甲子園に集まるファン。一人ひとりにドラマがある
新潟に住む私の伯父は、大の
阪神ファンだった。ファンクラブにも入り、気の強い伯母にあきれられながら、部屋にオフィシャルカレンダーを貼り、ファン以外には価値の分からないオリジナルグッズを並べていた。滅多にない新潟での阪神戦開催はもちろん、仲間たちと連れ立って東京ドームや甲子園に遠征し、黄色と黒のハッピを着て応援。新潟県出身の
猪俣隆が1987年に阪神入りした際は、後援会にも入っている。「なぜ新潟にそんな熱心な阪神ファンが」と不思議に思う人がいるかもしれないが、実は、かなり多かった。ただ、7割方が阪神ファンというより、アンチ
巨人。極論かもしれないが、身近に球団がある名古屋、大阪、兵庫、
広島、福岡以外の昭和男、特に昭和30年代以前に生まれた男たちは、たいていが、巨人ファンかアンチ巨人ファンだった(東京は地方出身者の集まり。川崎時代の大洋は、それほど愛されてなかった、と勝手に思っている)。そしてアンチの半数以上が、V9巨人の最大のライバルと言われたタイガースファンを名乗り、ついでに「巨人は嫌いだけど、
長嶋茂雄だけはなあ……」などと言っていた。
私の父親もそうだ。枝豆を食べ、キリンのラガービールを飲む晩酌タイムで、ブラウン管に映るのは、ほぼ巨人戦。タイガースファンと公言しながらも、巨人を語る口調は子ども心にも分かるくらい優しかった。

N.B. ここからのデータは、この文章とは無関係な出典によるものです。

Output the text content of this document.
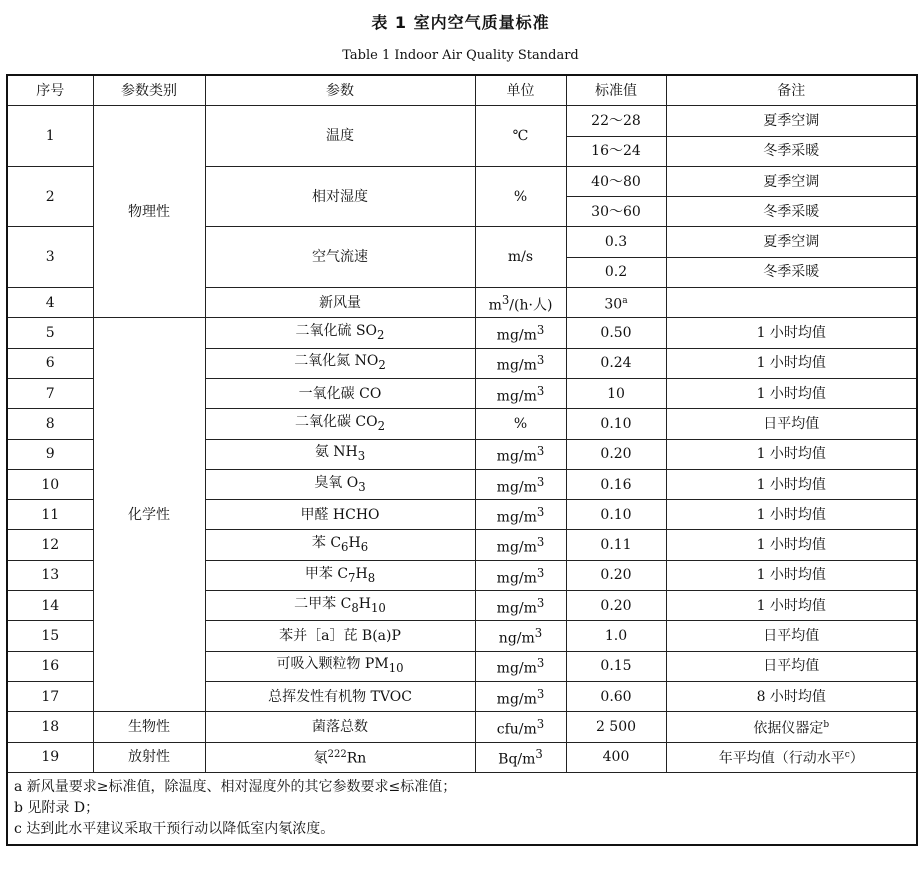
表 1 室内空气质量标准
Table 1 Indoor Air Quality Standard
序号	参数类别	参数	单位	标准值	备注
1	物理性	温度	℃	22～28	夏季空调
				16～24	冬季采暖
2		相对湿度	%	40～80	夏季空调
				30～60	冬季采暖
3		空气流速	m/s	0.3	夏季空调
				0.2	冬季采暖
4		新风量	$m^3/(h\cdot$人)	30$^a$	
5	化学性	二氧化硫 $SO_2$	$mg/m^3$	0.50	1 小时均值
6		二氧化氮 $NO_2$	$mg/m^3$	0.24	1 小时均值
7		一氧化碳 CO	$mg/m^3$	10	1 小时均值
8		二氧化碳 $CO_2$	%	0.10	日平均值
9		氨 $NH_3$	$mg/m^3$	0.20	1 小时均值
10		臭氧 $O_3$	$mg/m^3$	0.16	1 小时均值
11		甲醛 HCHO	$mg/m^3$	0.10	1 小时均值
12		苯 $C_6H_6$	$mg/m^3$	0.11	1 小时均值
13		甲苯 $C_7H_8$	$mg/m^3$	0.20	1 小时均值
14		二甲苯 $C_8H_{10}$	$mg/m^3$	0.20	1 小时均值
15		苯并［a］芘 B(a)P	$ng/m^3$	1.0	日平均值
16		可吸入颗粒物 $PM_{10}$	$mg/m^3$	0.15	日平均值
17		总挥发性有机物 TVOC	$mg/m^3$	0.60	8 小时均值
18	生物性	菌落总数	cfu/$m^3$	2 500	依据仪器定$^b$
19	放射性	氡$^{222}$Rn	$Bq/m^3$	400	年平均值（行动水平$^c$）

a 新风量要求≥标准值，除温度、相对湿度外的其它参数要求≤标准值；
b 见附录 D；
c 达到此水平建议采取干预行动以降低室内氡浓度。					
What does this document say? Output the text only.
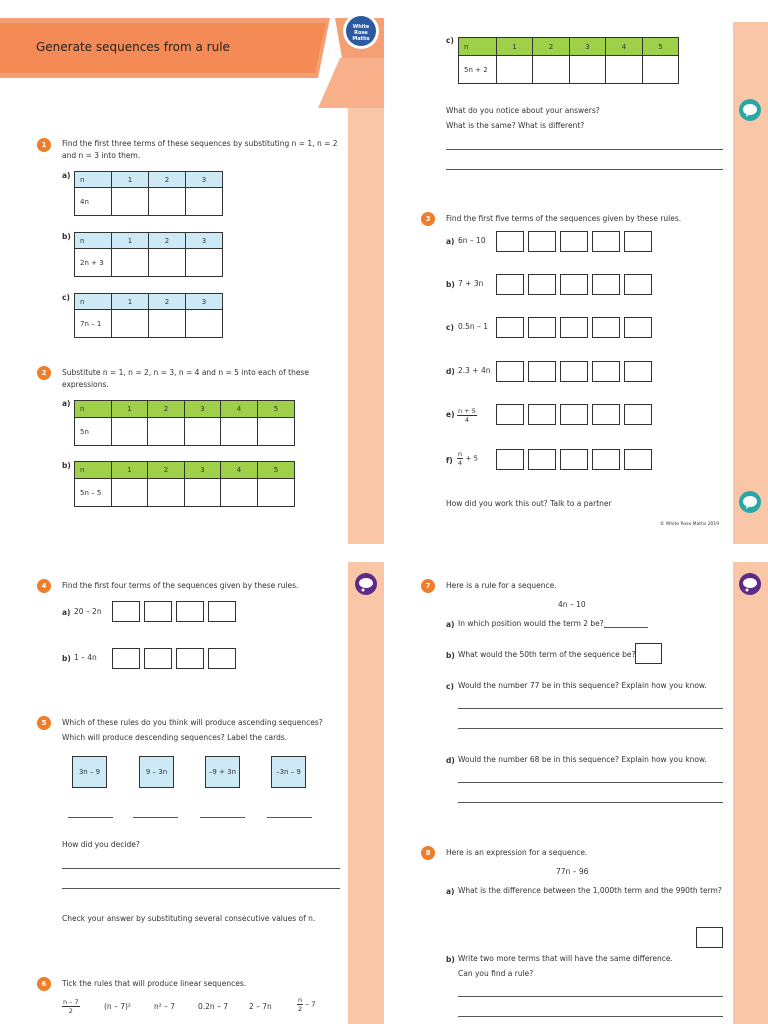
Generate sequences from a rule
White Rose Maths
1	Find the first three terms of these sequences by substituting n = 1, n = 2
and n = 3 into them.
a) n	1	2	3
4n			
b) n	1	2	3
2n + 3			
c) n	1	2	3
7n – 1			
2	Substitute n = 1, n = 2, n = 3, n = 4 and n = 5 into each of these
expressions.
a)
n	1	2	3	4	5
5n					
b) n	1	2	3	4	5
5n – 5					
c)
n	1	2	3	4	5
5n + 2					
What do you notice about your answers?
What is the same? What is different?
3	Find the first five terms of the sequences given by these rules.
a) 6n – 10
b) 7 + 3n
c) 0.5n – 1
d) 2.3 + 4n
$e) \frac{n + 5}{4}$
$f) \frac{n}{4} + 5$
How did you work this out? Talk to a partner
© White Rose Maths 2019
4	Find the first four terms of the sequences given by these rules.
a) 20 – 2n
b) 1 – 4n
5	Which of these rules do you think will produce ascending sequences?
Which will produce descending sequences? Label the cards.
3n – 9	9 – 3n	–9 + 3n	–3n – 9
How did you decide?
Check your answer by substituting several consecutive values of n.
6	Tick the rules that will produce linear sequences.
$\frac{n - 7}{2}$	(n – 7)²	n² – 7	0.2n – 7	2 – 7n	$\frac{n}{2} - 7$
7	Here is a rule for a sequence.
4n – 10
a) In which position would the term 2 be?
b) What would the 50th term of the sequence be?
c) Would the number 77 be in this sequence? Explain how you know.
d) Would the number 68 be in this sequence? Explain how you know.
8	Here is an expression for a sequence.
77n – 96
a) What is the difference between the 1,000th term and the 990th term?
b) Write two more terms that will have the same difference.
Can you find a rule?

弁護するわけではないが、テレビは巨人戦がほとんど。夜のニュースでもほかの試合の映像が流れることはまずないし、地方ではスポーツ新聞を取っている家などまずない。連日の巨人戦で洗脳されているようなものだ。特に1970年代中盤まで、野球好きの選択肢は2つ。水戸黄門のように最後は必ず勝つ、V9巨人ファンになるか、日本人特有の判官びいき、あるいは単にヘソ曲がりな性格ゆえに、他チームのファンになるかだ(私の父親はたぶん後者)。